A very simple allegory is that you can’t get away from where you’re from, that you never truly leave anything behind. I’ve thought about this a lot over the years, and it’s inspired very different sentiments, varying in intensity but similar in effect. In a predictable rotation with a sense of humor that’s not lost on me, there’s anger and rejection, to crushing limitation, to overwhelming duty, to familiar comfort and stabilization. But lately I’ve found a new angle: acceptance of the past, and a personal imperative to carry forward a sense of home as I build my own family.

Turns out I’ve been doing this for years without realizing it. This new construction is taking place in small steps, beginning with a major change in geography more than a decade ago. My relocation to Northern California from the suburbs of Chicago, away from home and family, allowed me to start building a life without the familiar physical guideposts. That my now-husband and I did this together is significant: we felt like pioneers, independent and blazing our own trail.

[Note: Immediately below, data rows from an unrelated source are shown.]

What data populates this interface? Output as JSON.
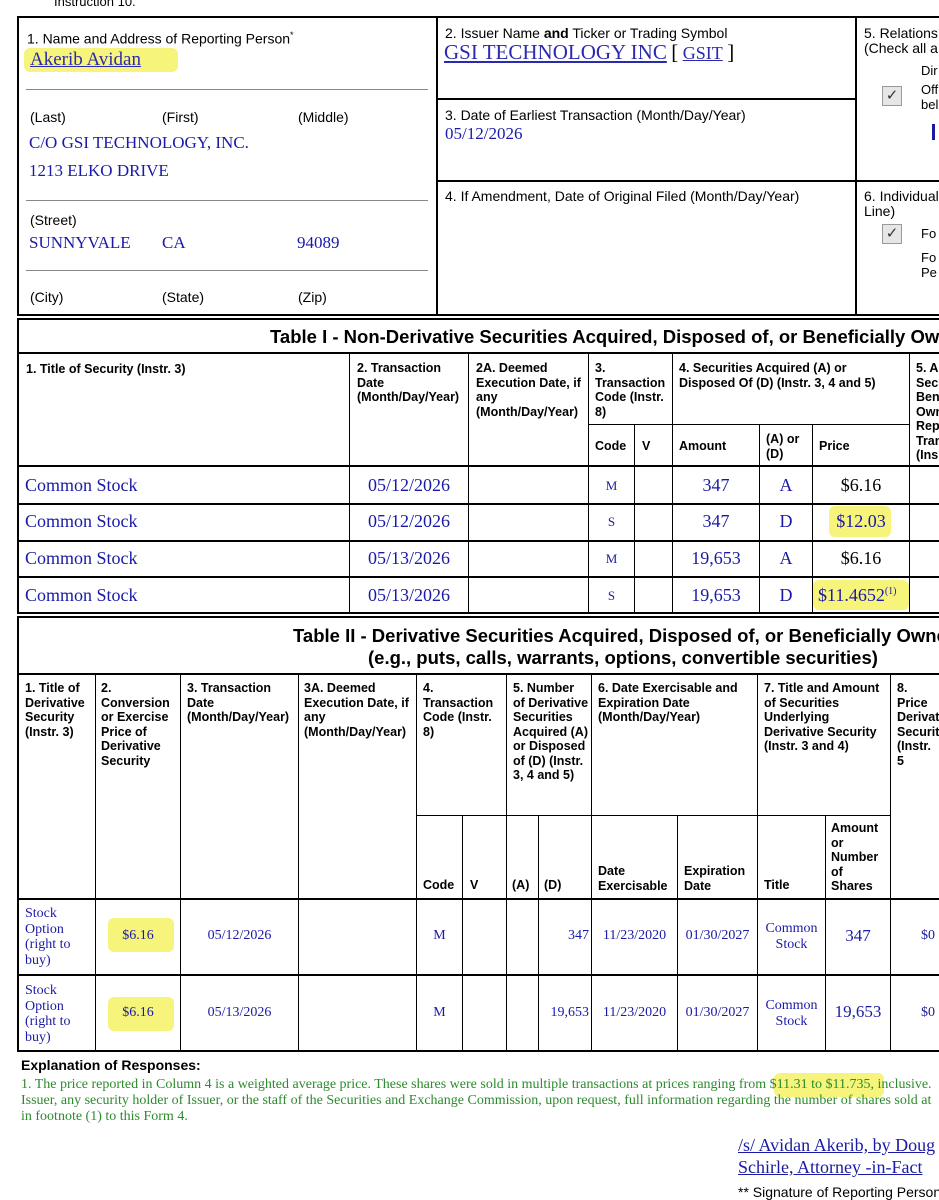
{
  "top_instruction": "Instruction 10.",
  "box1": {
    "label": "1. Name and Address of Reporting Person",
    "asterisk": "*",
    "name": "Akerib Avidan",
    "last_label": "(Last)",
    "first_label": "(First)",
    "middle_label": "(Middle)",
    "address1": "C/O GSI TECHNOLOGY, INC.",
    "address2": "1213 ELKO DRIVE",
    "street_label": "(Street)",
    "city": "SUNNYVALE",
    "state": "CA",
    "zip": "94089",
    "city_label": "(City)",
    "state_label": "(State)",
    "zip_label": "(Zip)"
  },
  "box2": {
    "label_pre": "2. Issuer Name ",
    "label_and": "and",
    "label_post": " Ticker or Trading Symbol",
    "issuer": "GSI TECHNOLOGY INC",
    "bracket_open": "[",
    "ticker": "GSIT",
    "bracket_close": "]"
  },
  "box3": {
    "label": "3. Date of Earliest Transaction (Month/Day/Year)",
    "value": "05/12/2026"
  },
  "box4": {
    "label": "4. If Amendment, Date of Original Filed (Month/Day/Year)"
  },
  "box5": {
    "label1": "5. Relations",
    "label2": "(Check all a",
    "opt1": "Dir",
    "opt2a": "Off",
    "opt2b": "bel",
    "check_mark": "✓"
  },
  "box6": {
    "label1": "6. Individual",
    "label2": "Line)",
    "opt1": "Fo",
    "opt2a": "Fo",
    "opt2b": "Pe",
    "check_mark": "✓"
  },
  "table1": {
    "title": "Table I - Non-Derivative Securities Acquired, Disposed of, or Beneficially Owr",
    "headers": {
      "c1": "1. Title of Security (Instr. 3)",
      "c2": "2. Transaction Date (Month/Day/Year)",
      "c2a": "2A. Deemed Execution Date, if any (Month/Day/Year)",
      "c3": "3. Transaction Code (Instr. 8)",
      "c4": "4. Securities Acquired (A) or Disposed Of (D) (Instr. 3, 4 and 5)",
      "c5": "5. A Sec Ben Own Rep Tran (Ins",
      "code": "Code",
      "v": "V",
      "amount": "Amount",
      "ad": "(A) or (D)",
      "price": "Price"
    },
    "rows": [
      {
        "title": "Common Stock",
        "date": "05/12/2026",
        "code": "M",
        "amount": "347",
        "ad": "A",
        "price": "$6.16",
        "fn": ""
      },
      {
        "title": "Common Stock",
        "date": "05/12/2026",
        "code": "S",
        "amount": "347",
        "ad": "D",
        "price": "$12.03",
        "fn": ""
      },
      {
        "title": "Common Stock",
        "date": "05/13/2026",
        "code": "M",
        "amount": "19,653",
        "ad": "A",
        "price": "$6.16",
        "fn": ""
      },
      {
        "title": "Common Stock",
        "date": "05/13/2026",
        "code": "S",
        "amount": "19,653",
        "ad": "D",
        "price": "$11.4652",
        "fn": "(1)"
      }
    ]
  },
  "table2": {
    "title1": "Table II - Derivative Securities Acquired, Disposed of, or Beneficially Owne",
    "title2": "(e.g., puts, calls, warrants, options, convertible securities)",
    "headers": {
      "c1": "1. Title of Derivative Security (Instr. 3)",
      "c2": "2. Conversion or Exercise Price of Derivative Security",
      "c3": "3. Transaction Date (Month/Day/Year)",
      "c3a": "3A. Deemed Execution Date, if any (Month/Day/Year)",
      "c4": "4. Transaction Code (Instr. 8)",
      "c5": "5. Number of Derivative Securities Acquired (A) or Disposed of (D) (Instr. 3, 4 and 5)",
      "c6": "6. Date Exercisable and Expiration Date (Month/Day/Year)",
      "c7": "7. Title and Amount of Securities Underlying Derivative Security (Instr. 3 and 4)",
      "c8": "8. Price Derivat Securit (Instr. 5",
      "code": "Code",
      "v": "V",
      "a": "(A)",
      "d": "(D)",
      "date_ex": "Date Exercisable",
      "exp": "Expiration Date",
      "title": "Title",
      "amount": "Amount or Number of Shares"
    },
    "rows": [
      {
        "title": "Stock Option (right to buy)",
        "price": "$6.16",
        "date": "05/12/2026",
        "code": "M",
        "d": "347",
        "exercisable": "11/23/2020",
        "expiration": "01/30/2027",
        "under_title": "Common Stock",
        "shares": "347",
        "deriv_price": "$0"
      },
      {
        "title": "Stock Option (right to buy)",
        "price": "$6.16",
        "date": "05/13/2026",
        "code": "M",
        "d": "19,653",
        "exercisable": "11/23/2020",
        "expiration": "01/30/2027",
        "under_title": "Common Stock",
        "shares": "19,653",
        "deriv_price": "$0"
      }
    ]
  },
  "explanation": {
    "heading": "Explanation of Responses:",
    "line1_pre": "1. The price reported in Column 4 is a weighted average price. These shares were sold in multiple transactions at prices ranging from ",
    "line1_range": "$11.31 to $11.735",
    "line1_post": ", inclusive.",
    "line2": "Issuer, any security holder of Issuer, or the staff of the Securities and Exchange Commission, upon request, full information regarding the number of shares sold at",
    "line3": "in footnote (1) to this Form 4."
  },
  "signature": {
    "line1": "/s/ Avidan Akerib, by Doug",
    "line2": "Schirle, Attorney -in-Fact",
    "caption": "** Signature of Reporting Person"
  }
}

But of course the emotional guideposts were there all along, and it wasn’t until we started a family out here that we stopped ‘going home’ to where we grew up, and started making a home right where we were. Returning for visits to Chicago with our first child, then second and third, began to feel like going away, and coming home to California greeted us with familiar sensations: eucalyptus in the air, rain in the winter, dry baking heat, ranch-style houses built into the landscape, subtle changes in seasons and lots of time barefoot. The children are young and their minds are agile; their conception of home and family are being formed right this minute.

As for me, I’m not sure if I’ll ever get used to the idea of not going upstairs to bed, that fall is for planting not hibernating, that a sunny farmer’s market is a reliable choice for Christmas dinner fixings, and entire winters can pass without snowmen or sledding. That it makes perfect sense to wear flip flops with wool scarves, nearly every day of the year.

I suppose this is how memory works, why sensations trigger certain emotions and memories, and physical rituals can both shape and reveal who we were, are, and are becoming. Rituals bring a sense of familiarity, a grounding, a warmth and significance to a new home, new town, new phase of life. Even in my most tragically uncertain moments, going to my family’s cottage during the summer gave me something to hold on to; the specific way the table was set at my grandparents’ house was intensely familiar and comforting. As time unfolds, we evaluate what older generations have taught us and select traditions that match our values and create meaning. We build our home, but not alone.

My own daily work of building a home continues. I’ve added openness and transparency to the mix, a thread from the present to be woven in with family history, memory, and rituals both inherited and created. My home is past and present together, moving toward a future made of the very fabric we’re creating every day, which imprints itself into my sensory memory: the energy and clamor of early afternoon, the smell of pencil shavings for evening homework, the many shades of green and gold in the hills nearby, the mix of peace and longing during my times alone. The way my heart catches when my husband roasts chicken in rosemary, because he remembers that the smell makes me feel cared for.

My home holds me, with every passion and paradox, the family that raised me and the one I’m raising, the traditions we maintain and the spontaneity that breathes new life into every one of us. It feels revolutionary and new, but when I go back to Chicago for my next reunion, I’ll bring it all with me; we’ll marvel at how quickly time passes, how easily we still recognize each other, and add another thread to our shared history.